- Africa: Angola, Botswana, Ethiopia, Ghana, Kenya, Malawi, Mozambique, Namibia, Nigeria, South Africa, Tanzania,Uganda, Zambia and Zimbabwe.
- Former Yugoslav Republics: Serbia, Croatia, Bosnia and Herzegovina, Macedonia, Montenegro.
- Arab States: Bahrain, Egypt, Iraq, Jordan, Kuwait, Lebanon, Oman, Saudi Arabia, Somalia, Syria and Tunisia.
- Pacific: Chile, Ecuador and Peru
- Scandinavia: Norway and Sweden.
- United Kingdom and Ireland: England, Scotland, Wales, Northern Ireland and Ireland
- The USA Version is slightly different and did not follow the Endemol format from Series 2.
Key points about the format are as as follows:
A group of volunteers living together under continuous observation are gradually voted out over a period of weeks. The public choose who to vote out from a subset of that group selected by the group themselves. The public have a chance to observe the group and decide who they wish to evict based on that observation.
The series is notable for involving the Internet. Although the show typically broadcasts daily updates in the evening (which are sometimes criticized for their heavy editing), viewers can also watch a continuous, 24-hour feed from multiple cameras on the web. These websites were highly successful, even after some national series started charging for access to the video stream.
Nobody has yet given up live streaming (possibly subject to a delay for legal reasons) apart from Jeff Ford and the apologists at Channel 5. Other countries, notably the USA have added a Social Media interaction as well, but they have used it to increase viewer share for the regular coverage and live streaming (10% increase).

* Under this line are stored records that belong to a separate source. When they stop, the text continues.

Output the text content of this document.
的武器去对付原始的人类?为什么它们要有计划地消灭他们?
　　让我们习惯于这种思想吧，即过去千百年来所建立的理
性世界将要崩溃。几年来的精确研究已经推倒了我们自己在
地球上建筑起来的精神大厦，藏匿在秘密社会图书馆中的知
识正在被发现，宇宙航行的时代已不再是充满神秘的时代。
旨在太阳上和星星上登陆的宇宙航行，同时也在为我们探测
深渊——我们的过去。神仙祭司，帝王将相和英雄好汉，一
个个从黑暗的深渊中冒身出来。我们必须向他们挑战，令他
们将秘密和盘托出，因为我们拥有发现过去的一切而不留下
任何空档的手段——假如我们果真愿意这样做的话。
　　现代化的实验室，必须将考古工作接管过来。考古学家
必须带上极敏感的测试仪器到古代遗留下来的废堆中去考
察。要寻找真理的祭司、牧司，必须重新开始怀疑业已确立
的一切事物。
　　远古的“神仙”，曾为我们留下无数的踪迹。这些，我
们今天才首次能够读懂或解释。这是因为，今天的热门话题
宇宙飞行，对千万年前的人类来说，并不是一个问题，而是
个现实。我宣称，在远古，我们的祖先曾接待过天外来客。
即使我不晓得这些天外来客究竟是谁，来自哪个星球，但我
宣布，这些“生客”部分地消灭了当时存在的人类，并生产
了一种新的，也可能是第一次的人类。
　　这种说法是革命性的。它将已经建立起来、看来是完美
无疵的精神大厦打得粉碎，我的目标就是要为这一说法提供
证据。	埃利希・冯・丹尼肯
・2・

Everybody is watching Live Feed - except the UK. But that decision was not made in consultation with the users; it was a unilateral decision by those who seem to know little about what keeps the show in schedules worldwide. Having decided to make a mistake there seems little to dissuade them from learning and changing. The world decides (based upon experience) that Live Feed is necessary and Channel 5 decides it is not. Their reasons for this conversion on the road to Damascus seems to have been the partial information from Channel 4 that viewer numbers were decreasing. What Channel 4 failed to put into the public domain was that the reasons for that were largely their decision to place less and less information into the Live Streams. They quoted legal issues but in truth the first reason was that they got burned in the Shilpa Shetty incident and never recovered their nerve. Their early involvement with controversy with 'PJ and the BJ' and Stuart under the table with Miss Bass faded into inconsequential footnotes once the very righteous GBP and the Press got on their high horses as never before after a British Institution revealed her more unpleasant side.
Another reason was that they wanted to withhold Live Stream content to provide the main show with story-lines. They also did not wish the main show version of events to be in conflict with the actual chronology of the action watched, and often recorded, by the Live Feed watchers. Channel 4 showed less and people watched less. In the words of the loathsome Meerkat - "schimples". This was never a sensible reason to remove the main plank of the show's existence all over the world. But it is the only reason advanced so far by the dogmatic and determined Mr Ford.